The US initiative entitled a “Great Middle East” also suffers from this same visionary naivety. The Arab world is expected to endure having a model of society forced upon it that the majority of people in these countries don’t want. Alongside Iraq, if free elections took place in Egypt, it certainly wouldn‘t be someone who was suitable in Western eyes who would win, but most likely someone from an Islamic movement. Should they win an election such a person wouldn’t necessarily set up a dictatorship, but neither would they set up a democracy that would please the Americans conforming to the Western design.

Neo-conservative illusions

Unfortunately, it doesn’t seem George Bush has profited from his Easter holidays to get over his visionary ideals. During his press conference on Tuesday, when he spoke about sticking to the original timetable, i.e. for the handover of power on 30th June and free elections by January 2005 at the latest, he seemed to have lost all grip on reality.

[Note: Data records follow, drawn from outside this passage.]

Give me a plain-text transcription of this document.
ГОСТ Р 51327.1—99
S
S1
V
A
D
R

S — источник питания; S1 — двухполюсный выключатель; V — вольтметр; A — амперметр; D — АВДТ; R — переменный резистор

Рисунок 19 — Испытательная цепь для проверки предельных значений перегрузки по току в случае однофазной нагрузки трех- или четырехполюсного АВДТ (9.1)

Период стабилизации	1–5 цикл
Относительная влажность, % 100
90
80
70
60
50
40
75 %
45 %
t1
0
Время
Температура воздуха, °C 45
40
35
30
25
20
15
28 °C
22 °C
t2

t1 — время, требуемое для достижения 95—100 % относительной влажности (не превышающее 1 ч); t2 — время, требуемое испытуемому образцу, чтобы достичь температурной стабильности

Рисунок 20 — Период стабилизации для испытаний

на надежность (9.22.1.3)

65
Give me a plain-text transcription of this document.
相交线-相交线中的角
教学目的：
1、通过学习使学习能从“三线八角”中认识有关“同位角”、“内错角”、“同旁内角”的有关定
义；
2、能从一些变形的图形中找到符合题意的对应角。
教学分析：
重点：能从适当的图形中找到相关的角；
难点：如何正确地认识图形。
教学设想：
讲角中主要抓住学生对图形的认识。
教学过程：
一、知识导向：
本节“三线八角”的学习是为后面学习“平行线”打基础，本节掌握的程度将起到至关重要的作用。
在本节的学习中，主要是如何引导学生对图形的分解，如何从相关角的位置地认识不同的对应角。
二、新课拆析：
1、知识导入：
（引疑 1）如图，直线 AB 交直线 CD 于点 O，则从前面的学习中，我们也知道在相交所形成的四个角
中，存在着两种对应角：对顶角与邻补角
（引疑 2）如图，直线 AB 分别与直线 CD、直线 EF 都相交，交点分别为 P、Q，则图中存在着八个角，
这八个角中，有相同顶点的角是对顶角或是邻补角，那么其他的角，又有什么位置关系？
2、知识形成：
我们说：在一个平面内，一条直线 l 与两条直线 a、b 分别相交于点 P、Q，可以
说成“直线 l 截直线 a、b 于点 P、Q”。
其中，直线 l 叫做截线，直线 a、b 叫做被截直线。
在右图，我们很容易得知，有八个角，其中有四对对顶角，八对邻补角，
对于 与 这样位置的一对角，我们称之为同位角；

Europe should help her American ally by getting over there quickly and giving him something to cure his neo-conservative illusions. In the face of the current situation, free elections must be postponed and the UN must play a greater role. The “Great Middle East” initiative must be discussed with Arab nations.

But perhaps this problem of reorganising American foreign policy will sort itself out. After the November presidential elections that is.